Autom. programma (P)
In deze stand worden het diafragma en de
sluitertijd automatisch aangepast en u kunt Gain/
ISO, Creatieve stijl, Witbalans, enz., instellen en
aanpassen aan uw wensen.
Diafragmavoorkeuze (A)
Overbelichting
In deze stand kunt u de waarde van het diafragma
aanpassen door het instelwiel te draaien. De
sluitertijd wordt automatisch aangepast.
• Door het diafragma te openen kunt u
scherpstellen op het onderwerp en voorwerpen
en personen voor en achter het onderwerp
onscherp maken. Hoe verder u het diafragma
opent, des te smaller wordt het scherpstelbereik.

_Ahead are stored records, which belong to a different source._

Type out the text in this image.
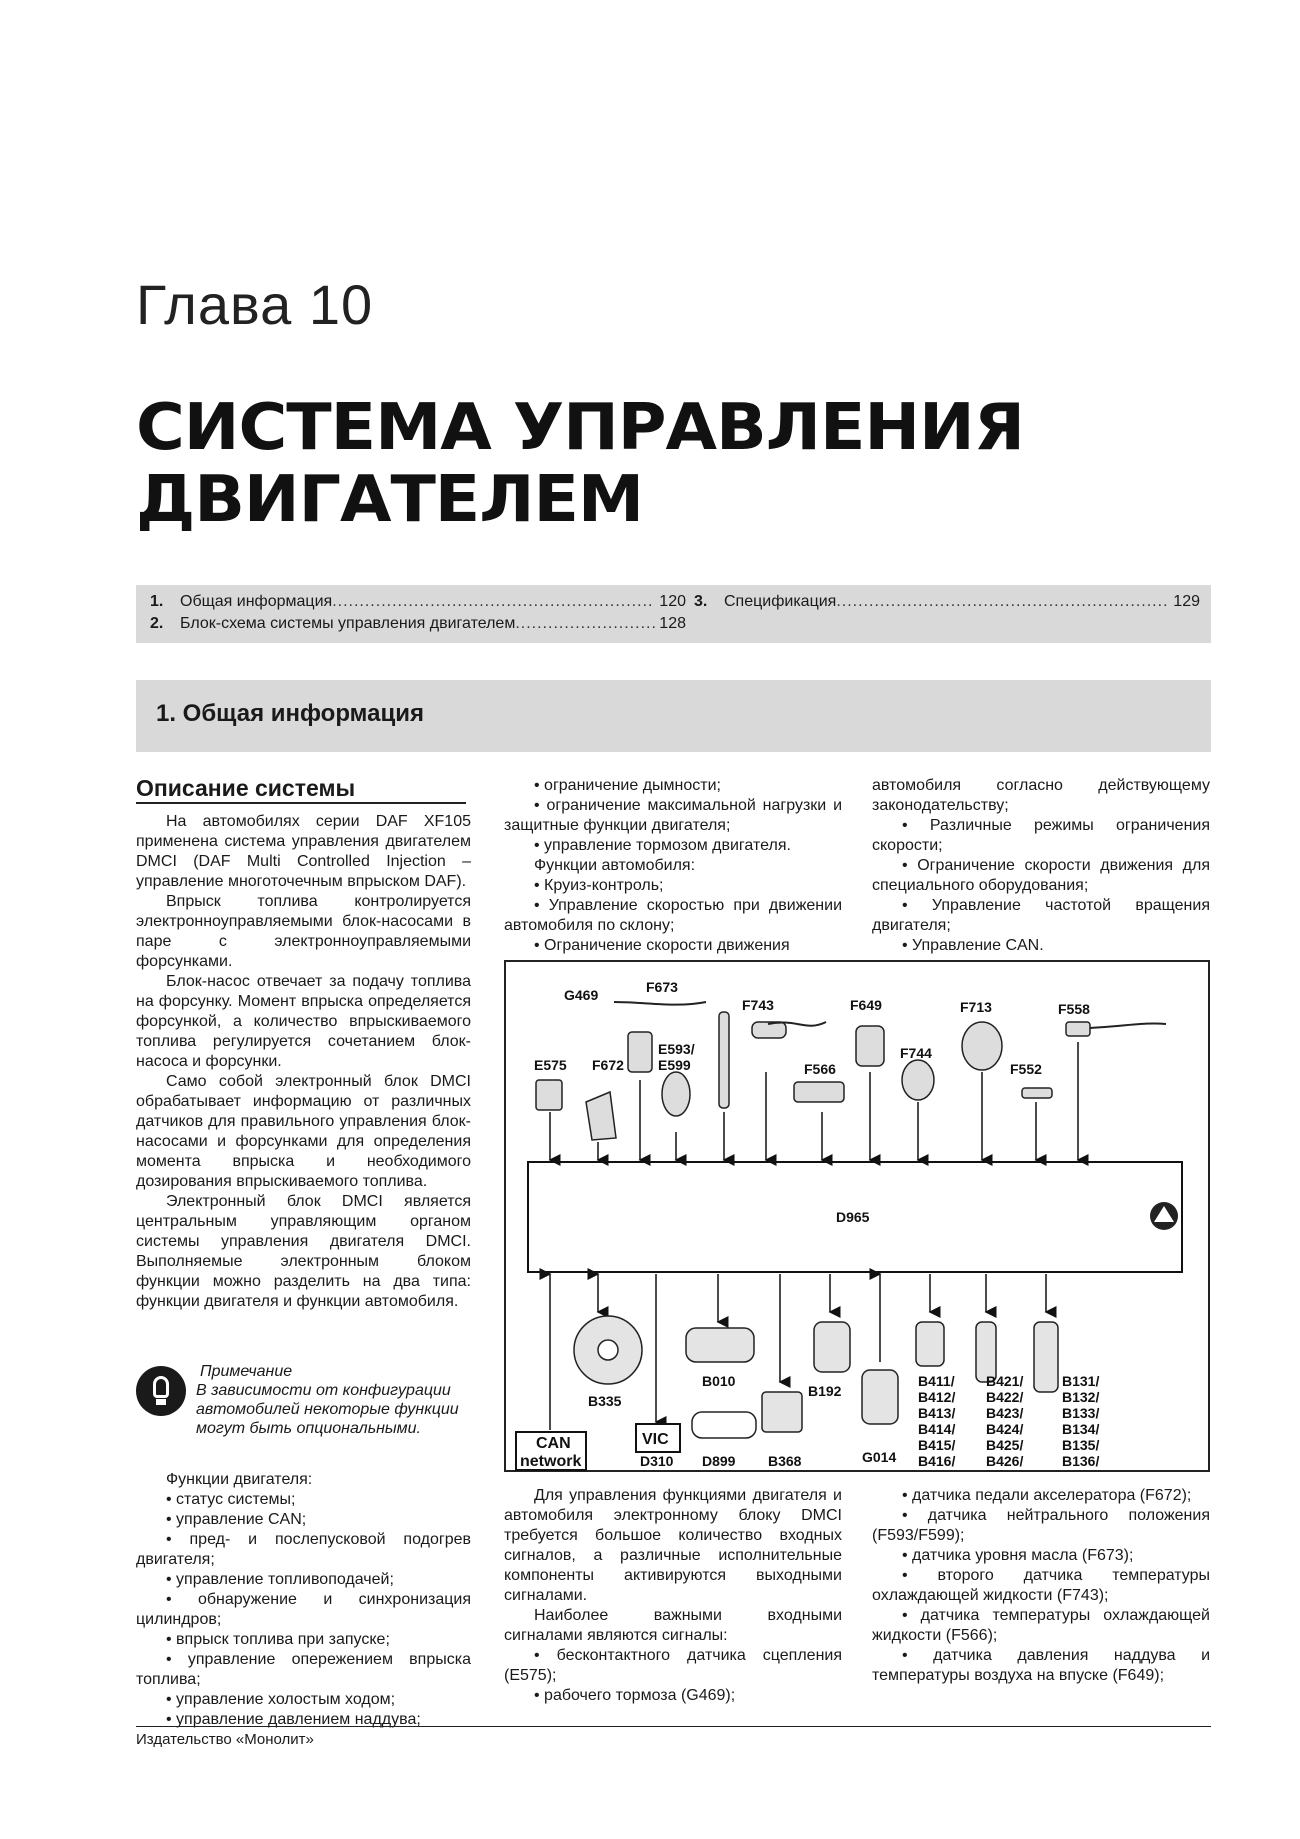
Глава 10
СИСТЕМА УПРАВЛЕНИЯ ДВИГАТЕЛЕМ
1.	Общая информация .....	120
2.	Блок-схема системы управления двигателем .....	128
3.	Спецификация .....	129
1. Общая информация
Описание системы

На автомобилях серии DAF XF105 применена система управления двигателем DMCI (DAF Multi Controlled Injection – управление многоточечным впрыском DAF).

Впрыск топлива контролируется электронноуправляемыми блок-насосами в паре с электронноуправляемыми форсунками.

Блок-насос отвечает за подачу топлива на форсунку. Момент впрыска определяется форсункой, а количество впрыскиваемого топлива регулируется сочетанием блок-насоса и форсунки.

Само собой электронный блок DMCI обрабатывает информацию от различных датчиков для правильного управления блок-насосами и форсунками для определения момента впрыска и необходимого дозирования впрыскиваемого топлива.

Электронный блок DMCI является центральным управляющим органом системы управления двигателя DMCI. Выполняемые электронным блоком функции можно разделить на два типа: функции двигателя и функции автомобиля.

Примечание
В зависимости от конфигурации автомобилей некоторые функции могут быть опциональными.

Функции двигателя:

• статус системы;

• управление CAN;

• пред- и послепусковой подогрев двигателя;

• управление топливоподачей;

• обнаружение и синхронизация цилиндров;

• впрыск топлива при запуске;

• управление опережением впрыска топлива;

• управление холостым ходом;

• управление давлением наддува;

• ограничение дымности;

• ограничение максимальной нагрузки и защитные функции двигателя;

• управление тормозом двигателя.

Функции автомобиля:

• Круиз-контроль;

• Управление скоростью при движении автомобиля по склону;

• Ограничение скорости движения

автомобиля согласно действующему законодательству;

• Различные режимы ограничения скорости;

• Ограничение скорости движения для специального оборудования;

• Управление частотой вращения двигателя;

• Управление CAN.

D965
G469	F673
F743	F649	F713	F558
E575 F672
E593/
E599	F566
F744
F552
CAN
network
VIC
B335
B010
B192
G014
D310 D899 B368
B411/
B412/
B413/
B414/
B415/
B416/
B421/
B422/
B423/
B424/
B425/
B426/
B131/
B132/
B133/
B134/
B135/
B136/

Для управления функциями двигателя и автомобиля электронному блоку DMCI требуется большое количество входных сигналов, а различные исполнительные компоненты активируются выходными сигналами.

Наиболее важными входными сигналами являются сигналы:

• бесконтактного датчика сцепления (E575);

• рабочего тормоза (G469);

• датчика педали акселератора (F672);

• датчика нейтрального положения (F593/F599);

• датчика уровня масла (F673);

• второго датчика температуры охлаждающей жидкости (F743);

• датчика температуры охлаждающей жидкости (F566);

• датчика давления наддува и температуры воздуха на впуске (F649);

Издательство «Монолит»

(Er ontstaat minder scherptediepte.)
• Door het diafragma te sluiten kunt u de diepte
van de omgeving weergeven. Hoe minder het
diafragma geopend is, des te breder wordt het
scherpstelbereik van voor naar achter. (Er
ontstaat meer scherptediepte.)
Sluitertijdvoorkeuze (S)
In deze stand kunt u de waarde van de sluitertijd
aanpassen door het instelwiel te draaien. De
diafragmawaarde wordt automatisch aangepast.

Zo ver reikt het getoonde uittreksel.